Inventan las mentiras; pero nosotros les hacemos el trabajo sucio

Durante la pandemia de COVID-19, muchos de los Despierta expresaron su asombro ante el hecho de que nuestros médicos, cuyo trabajo supuestamente es cuidar nuestra salud y "ante todo no hacer daño", optaran por imponer a la población inconsciente un procedimiento innecesario con medicamentos experimentales que terminaría matándolos o causándoles lesiones.

Pero no son solo los médicos los que nos traicionan. También lo hacen todas las demás profesiones "prestigiosas". Los banqueros ocultan la naturaleza corrupta del sistema financiero; los políticos mienten sobre todo; los científicos promueven disparates fantásticos sobre el cambio climático; los contables falsean las cuentas de las corporaciones malvadas; los medios de comunicación regurgitan la propaganda de la Cábala como si fueran "noticias"...

…Y los historiadores. ¿Acaso no ellos también? ¿Qué podría ser más inocuo que una carrera dedicada a indagar en los misterios del pasado y, mediante una investigación diligente, explicar a estudiantes y otros lectores lo que realmente sucedió?

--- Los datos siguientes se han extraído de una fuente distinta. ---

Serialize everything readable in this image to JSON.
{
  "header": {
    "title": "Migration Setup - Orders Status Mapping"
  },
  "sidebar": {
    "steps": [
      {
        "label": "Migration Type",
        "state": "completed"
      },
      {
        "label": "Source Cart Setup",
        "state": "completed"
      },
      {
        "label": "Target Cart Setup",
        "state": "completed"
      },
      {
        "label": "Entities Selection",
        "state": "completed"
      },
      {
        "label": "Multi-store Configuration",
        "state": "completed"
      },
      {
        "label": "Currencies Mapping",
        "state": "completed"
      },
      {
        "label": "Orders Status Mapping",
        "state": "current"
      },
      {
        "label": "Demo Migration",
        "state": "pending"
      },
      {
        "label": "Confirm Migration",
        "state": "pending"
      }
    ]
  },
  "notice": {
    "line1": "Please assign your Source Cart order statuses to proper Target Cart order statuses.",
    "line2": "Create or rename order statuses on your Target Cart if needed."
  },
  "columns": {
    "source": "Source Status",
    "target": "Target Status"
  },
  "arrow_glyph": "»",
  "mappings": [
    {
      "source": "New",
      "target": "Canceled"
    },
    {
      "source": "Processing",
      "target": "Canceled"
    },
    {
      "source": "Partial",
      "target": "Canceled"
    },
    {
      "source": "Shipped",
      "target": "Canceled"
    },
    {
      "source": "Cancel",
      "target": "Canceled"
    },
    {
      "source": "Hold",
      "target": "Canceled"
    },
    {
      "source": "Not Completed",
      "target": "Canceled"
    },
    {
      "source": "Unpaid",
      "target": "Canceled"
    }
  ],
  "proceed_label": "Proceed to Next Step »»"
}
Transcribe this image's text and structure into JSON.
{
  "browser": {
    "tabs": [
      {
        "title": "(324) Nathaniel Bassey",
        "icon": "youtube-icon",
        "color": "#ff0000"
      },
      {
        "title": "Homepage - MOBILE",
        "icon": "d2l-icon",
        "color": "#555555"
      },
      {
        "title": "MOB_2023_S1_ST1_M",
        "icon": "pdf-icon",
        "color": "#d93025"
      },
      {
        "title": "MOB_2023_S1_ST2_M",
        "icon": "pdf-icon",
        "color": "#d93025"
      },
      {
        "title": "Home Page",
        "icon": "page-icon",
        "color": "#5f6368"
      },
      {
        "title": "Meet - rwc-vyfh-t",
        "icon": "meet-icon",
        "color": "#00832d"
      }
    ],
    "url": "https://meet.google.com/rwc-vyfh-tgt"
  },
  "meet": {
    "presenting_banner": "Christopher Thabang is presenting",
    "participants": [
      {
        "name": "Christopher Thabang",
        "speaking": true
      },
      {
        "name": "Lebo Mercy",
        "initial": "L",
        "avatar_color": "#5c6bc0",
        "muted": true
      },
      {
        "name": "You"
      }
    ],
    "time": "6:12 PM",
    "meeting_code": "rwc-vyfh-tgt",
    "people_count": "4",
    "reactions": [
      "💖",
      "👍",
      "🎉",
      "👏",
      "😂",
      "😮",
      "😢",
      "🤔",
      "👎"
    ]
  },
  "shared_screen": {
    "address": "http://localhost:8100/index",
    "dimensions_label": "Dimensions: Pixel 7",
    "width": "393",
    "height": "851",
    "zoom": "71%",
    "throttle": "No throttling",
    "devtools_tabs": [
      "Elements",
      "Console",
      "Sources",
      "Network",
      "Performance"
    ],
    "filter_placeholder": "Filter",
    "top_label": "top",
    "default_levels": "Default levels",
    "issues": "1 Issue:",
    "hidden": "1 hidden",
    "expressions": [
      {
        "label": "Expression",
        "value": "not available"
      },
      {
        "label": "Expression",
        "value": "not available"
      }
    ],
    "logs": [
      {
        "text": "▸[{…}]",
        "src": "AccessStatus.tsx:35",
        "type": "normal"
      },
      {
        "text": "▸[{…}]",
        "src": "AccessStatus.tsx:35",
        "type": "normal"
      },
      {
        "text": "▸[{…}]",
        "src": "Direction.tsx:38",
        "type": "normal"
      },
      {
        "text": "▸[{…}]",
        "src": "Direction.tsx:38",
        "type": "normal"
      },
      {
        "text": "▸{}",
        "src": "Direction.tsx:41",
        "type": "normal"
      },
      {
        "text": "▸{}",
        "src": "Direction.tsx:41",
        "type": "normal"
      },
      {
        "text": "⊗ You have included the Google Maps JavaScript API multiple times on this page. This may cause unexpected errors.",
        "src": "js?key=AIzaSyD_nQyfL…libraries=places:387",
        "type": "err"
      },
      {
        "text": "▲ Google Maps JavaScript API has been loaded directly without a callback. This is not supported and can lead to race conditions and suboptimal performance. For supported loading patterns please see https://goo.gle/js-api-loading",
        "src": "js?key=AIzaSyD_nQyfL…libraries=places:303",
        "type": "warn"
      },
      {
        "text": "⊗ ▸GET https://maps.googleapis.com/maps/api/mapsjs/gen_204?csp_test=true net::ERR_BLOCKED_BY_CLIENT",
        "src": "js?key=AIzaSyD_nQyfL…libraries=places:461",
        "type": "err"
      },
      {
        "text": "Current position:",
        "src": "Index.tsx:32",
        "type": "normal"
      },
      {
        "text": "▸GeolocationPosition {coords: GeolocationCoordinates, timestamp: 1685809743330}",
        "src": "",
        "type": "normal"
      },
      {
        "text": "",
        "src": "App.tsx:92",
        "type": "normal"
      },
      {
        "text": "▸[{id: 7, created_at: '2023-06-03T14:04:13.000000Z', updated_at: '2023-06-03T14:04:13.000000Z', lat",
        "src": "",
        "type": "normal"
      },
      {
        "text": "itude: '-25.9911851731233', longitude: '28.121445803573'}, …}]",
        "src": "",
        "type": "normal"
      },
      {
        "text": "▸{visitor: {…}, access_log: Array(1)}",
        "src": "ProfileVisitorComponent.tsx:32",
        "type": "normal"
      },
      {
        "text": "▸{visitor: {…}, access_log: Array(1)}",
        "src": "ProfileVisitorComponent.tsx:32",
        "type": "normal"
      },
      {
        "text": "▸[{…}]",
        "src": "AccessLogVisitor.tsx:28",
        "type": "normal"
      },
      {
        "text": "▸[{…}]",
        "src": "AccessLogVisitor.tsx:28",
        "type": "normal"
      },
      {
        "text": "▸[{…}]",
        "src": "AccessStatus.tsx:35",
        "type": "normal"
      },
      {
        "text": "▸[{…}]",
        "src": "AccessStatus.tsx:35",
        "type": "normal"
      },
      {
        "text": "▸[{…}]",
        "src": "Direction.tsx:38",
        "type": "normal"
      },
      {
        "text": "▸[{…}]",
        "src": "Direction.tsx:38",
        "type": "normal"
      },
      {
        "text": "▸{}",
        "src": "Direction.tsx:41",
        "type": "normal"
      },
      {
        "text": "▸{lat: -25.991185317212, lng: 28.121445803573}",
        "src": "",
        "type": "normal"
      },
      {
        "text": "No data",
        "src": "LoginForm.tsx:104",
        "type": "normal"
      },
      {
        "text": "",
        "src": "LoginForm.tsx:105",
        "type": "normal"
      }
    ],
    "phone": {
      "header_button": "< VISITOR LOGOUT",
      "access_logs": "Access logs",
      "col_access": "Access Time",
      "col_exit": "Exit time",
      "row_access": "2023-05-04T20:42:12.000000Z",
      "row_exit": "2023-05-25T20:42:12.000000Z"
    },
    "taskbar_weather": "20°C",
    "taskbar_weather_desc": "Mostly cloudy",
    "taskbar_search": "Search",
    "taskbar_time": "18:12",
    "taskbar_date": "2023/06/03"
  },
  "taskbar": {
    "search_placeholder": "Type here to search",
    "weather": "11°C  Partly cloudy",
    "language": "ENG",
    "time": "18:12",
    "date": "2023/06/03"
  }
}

Sin embargo, pocos historiadores hacen esto. Ciertamente no los que consiguen cátedras y venden libros en grandes cantidades. El precio que pagan —y están más que dispuestos a pagar— por el éxito es encubrir su oscura sobrecarga.

Es gracias a los historiadores, quizás más que a cualquier otra profesión, que los psicópatas responsables de los peores crímenes de la historia siguen impunes.


Nihil Sub Sole Novum

Pero quizás la lección más importante de las Dos Guerras Mundiales sea esta: todo lo que creías nuevo e impactante, lo han estado haciendo, y saliéndose con la suya, durante años.

Las operaciones psicológicas no empezaron con "Míralo a los ojos y dile que el riesgo no es real".

Las conspiraciones no empezaron con JFK.

Las operaciones de bandera falsa no empezaron con el 11-S.

¿Historias inventadas de atrocidades sobre bebés decapitados en Gaza o niños asesinados en clases de ballet de Taylor Swift en Southport? Basta con pensar en todas las historias que circularon en los medios aliados en 1914 sobre malvados teutones con cascos de púas que violaban monjas y atacaban a enfermeras con bayonetas.

¿Usar mascarilla? Una réplica exacta de "Lleva siempre tu máscara de gas" en 1939. Como relata Carol Quigley en Tragedy & Hope, la amenaza de ataques aéreos con gas era una quimera. El propósito de las máscaras de gas, omnipresentes e impuestas, era sensibilizar a la población y llevarla a un estado de ansiedad y obediencia.

¿Falsas banderas como el 11-S, los atentados de la maratón de Boston, el 7-J, etc.? Ambas Guerras Mundiales estuvieron plagadas de falsas banderas aliadas, incluyendo ataques de aliados disfrazados de alemanes en Polonia y, por supuesto, la variante de "permitir que suceda", utilizada más recientemente en Gaza, en Pearl Harbor.

Además de ser posiblemente el peor crimen de la historia, la Primera y la Segunda Guerra Mundial también fueron quizás su mayor y más exitoso ejercicio de lavado de cerebro. Fueron el campo de pruebas para todas las técnicas de manipulación psicológica que aún nos engañan, a la mayoría, hoy en día.